To die stabbed in the back, eaten alive or to die in flames. He thought. It wouldn’t be the first time I burned a man alive.
And he waited, felt the cuts across his cheeks and arms, felt them on his legs and thighs, the paper thin incisions of the insects that darted to him. He waited for the wave of bugs to reach its full, he waited until all his horizons were covered in that uneven, shaky blackness. And then, at that moment, when the veil of night seemed upon his face he lunged his blade forward. He could feel it in his arms, a roar and explosion, like his muscles had flexed outside of the boundaries of his flesh, like all of his strength had been blown out and all his joints and muscles were stretched and strained with the summons of his will. It was magicks, fear, dread, all of it coming out like the first night, with the bird-devil.

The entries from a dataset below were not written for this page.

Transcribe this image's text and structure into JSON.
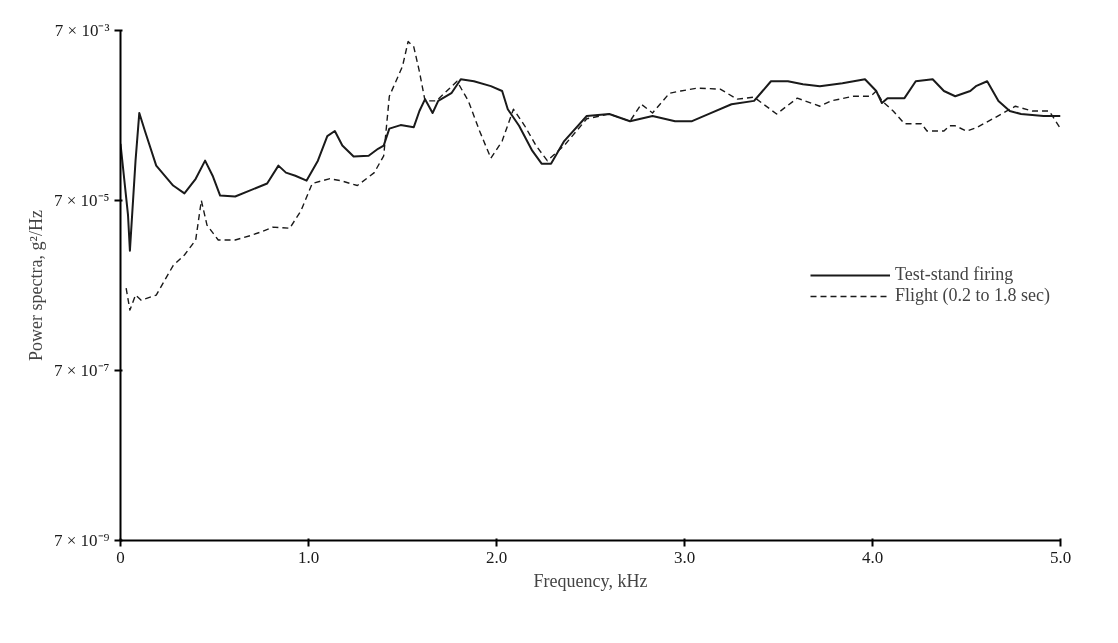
{
  "chart_data": {
    "type": "line",
    "xlabel": "Frequency, kHz",
    "ylabel": "Power spectra, g²/Hz",
    "log": "y",
    "grid": false,
    "legend": "right",
    "marker": "none",
    "xlim": [
      0,
      5.0
    ],
    "xticks": [
      {
        "value": 0,
        "label": "0"
      },
      {
        "value": 1,
        "label": "1.0"
      },
      {
        "value": 2,
        "label": "2.0"
      },
      {
        "value": 3,
        "label": "3.0"
      },
      {
        "value": 4,
        "label": "4.0"
      },
      {
        "value": 5,
        "label": "5.0"
      }
    ],
    "ylim": [
      7e-09,
      0.007
    ],
    "yticks": [
      {
        "value": 7e-09,
        "label": "7 × 10⁻⁹"
      },
      {
        "value": 7e-07,
        "label": "7 × 10⁻⁷"
      },
      {
        "value": 7e-05,
        "label": "7 × 10⁻⁵"
      },
      {
        "value": 0.007,
        "label": "7 × 10⁻³"
      }
    ],
    "series": [
      {
        "name": "Test-stand firing",
        "color": "#1a1a1a",
        "line_style": "solid",
        "x": [
          0,
          0.04,
          0.05,
          0.08,
          0.1,
          0.13,
          0.19,
          0.28,
          0.34,
          0.4,
          0.45,
          0.49,
          0.53,
          0.61,
          0.69,
          0.78,
          0.84,
          0.88,
          0.93,
          0.99,
          1.05,
          1.1,
          1.14,
          1.18,
          1.24,
          1.32,
          1.37,
          1.4,
          1.43,
          1.49,
          1.56,
          1.59,
          1.62,
          1.66,
          1.69,
          1.76,
          1.81,
          1.88,
          1.97,
          2.03,
          2.06,
          2.12,
          2.19,
          2.24,
          2.29,
          2.36,
          2.48,
          2.6,
          2.71,
          2.83,
          2.95,
          3.04,
          3.13,
          3.25,
          3.37,
          3.46,
          3.55,
          3.63,
          3.72,
          3.84,
          3.96,
          4.02,
          4.05,
          4.08,
          4.17,
          4.23,
          4.32,
          4.38,
          4.44,
          4.52,
          4.55,
          4.61,
          4.67,
          4.73,
          4.79,
          4.91,
          5.0
        ],
        "values": [
          0.000325,
          4.7e-05,
          1.8e-05,
          0.000206,
          0.00075,
          0.00046,
          0.00018,
          0.000105,
          8.5e-05,
          0.000126,
          0.000206,
          0.000137,
          8e-05,
          7.8e-05,
          9.2e-05,
          0.000111,
          0.00018,
          0.000149,
          0.000137,
          0.00012,
          0.000206,
          0.0004,
          0.00046,
          0.00031,
          0.00023,
          0.000235,
          0.000284,
          0.00031,
          0.00049,
          0.00054,
          0.00051,
          0.00079,
          0.00109,
          0.00075,
          0.00104,
          0.00128,
          0.00187,
          0.00177,
          0.00155,
          0.00136,
          0.00083,
          0.00053,
          0.00027,
          0.00019,
          0.00019,
          0.00035,
          0.00069,
          0.00073,
          0.0006,
          0.00069,
          0.0006,
          0.0006,
          0.00073,
          0.00095,
          0.00104,
          0.00177,
          0.00177,
          0.00163,
          0.00155,
          0.00168,
          0.00187,
          0.00136,
          0.00098,
          0.00112,
          0.00112,
          0.00177,
          0.00187,
          0.00136,
          0.00118,
          0.00136,
          0.00155,
          0.00177,
          0.00104,
          0.00079,
          0.00073,
          0.00069,
          0.00069
        ]
      },
      {
        "name": "Flight (0.2 to 1.8 sec)",
        "color": "#1a1a1a",
        "line_style": "dashed",
        "x": [
          0.03,
          0.05,
          0.08,
          0.11,
          0.19,
          0.28,
          0.34,
          0.4,
          0.43,
          0.46,
          0.52,
          0.61,
          0.69,
          0.75,
          0.81,
          0.9,
          0.96,
          1.02,
          1.11,
          1.17,
          1.26,
          1.35,
          1.4,
          1.43,
          1.5,
          1.53,
          1.56,
          1.59,
          1.62,
          1.68,
          1.79,
          1.85,
          1.91,
          1.97,
          2.03,
          2.09,
          2.15,
          2.21,
          2.27,
          2.36,
          2.48,
          2.6,
          2.71,
          2.77,
          2.83,
          2.92,
          2.98,
          3.07,
          3.19,
          3.28,
          3.37,
          3.49,
          3.6,
          3.72,
          3.78,
          3.9,
          3.99,
          4.02,
          4.05,
          4.11,
          4.17,
          4.26,
          4.29,
          4.38,
          4.41,
          4.44,
          4.5,
          4.55,
          4.64,
          4.76,
          4.85,
          4.94,
          5.0
        ],
        "values": [
          6.5e-06,
          3.6e-06,
          5.4e-06,
          4.7e-06,
          5.4e-06,
          1.2e-05,
          1.6e-05,
          2.4e-05,
          7e-05,
          3.6e-05,
          2.4e-05,
          2.4e-05,
          2.7e-05,
          3e-05,
          3.4e-05,
          3.3e-05,
          5.3e-05,
          0.000111,
          0.000126,
          0.00012,
          0.000105,
          0.000149,
          0.000235,
          0.00118,
          0.00265,
          0.0052,
          0.0045,
          0.0023,
          0.00104,
          0.00104,
          0.00177,
          0.00104,
          0.00046,
          0.00022,
          0.00035,
          0.00083,
          0.00053,
          0.00031,
          0.000206,
          0.00031,
          0.00064,
          0.00073,
          0.0006,
          0.00095,
          0.00075,
          0.00128,
          0.00136,
          0.00147,
          0.00143,
          0.00109,
          0.00115,
          0.00073,
          0.00112,
          0.0009,
          0.00104,
          0.00118,
          0.00118,
          0.00136,
          0.00104,
          0.00079,
          0.00056,
          0.00056,
          0.00046,
          0.00046,
          0.00053,
          0.00053,
          0.00046,
          0.0005,
          0.00064,
          0.0009,
          0.00079,
          0.00079,
          0.00049
        ]
      }
    ]
  }
}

And from his blade, from that hunk of steel, out came the fire. An explosion so strong, so uneven and disastrous as to having sent him flying back, through the wall of small rocks and into the pyre itself. He was falling through it and he had no reservations to stop it. His body felt spent. He saw for a moment as he flew in the air, that large swarm of arthropods writhing. Shriveled, turned to ash in a flash of bright white light. The blade flew past him, the rocks behind him shattered as his body collapsed into them. He saw darkness in spots in his eyes and in the vision remaining, blinding fire. His view was broken as if a photograph had been ripped and burned.
The locusts were dead, and what remained of them, scattered. The sky was in flames. It licked and twirled its primal heat around and above, encasing the horizon and spreading its wrath upon the locusts.
When all was done, when Apollo lifted himself with his creaking joints and bones, he looked out to the hole in the cave. His strength felt wasted. A streak of blood fell from his forehead, his eyes were shaky as he looked at the ashen remains of the bugs. They were far from him, buzzing around him but away too. And he was gone, buried in this nameless Hell. He could only hear the carnage from a distance, for his body seemed too broken to crawl to it and his mind too scattered to think of it. But he knew this, in that brief moment of consciousness.
He had killed them, at least. A few seconds later, his eyes closed. He fell into that sleep. Whether deep or shallow, he did not know though.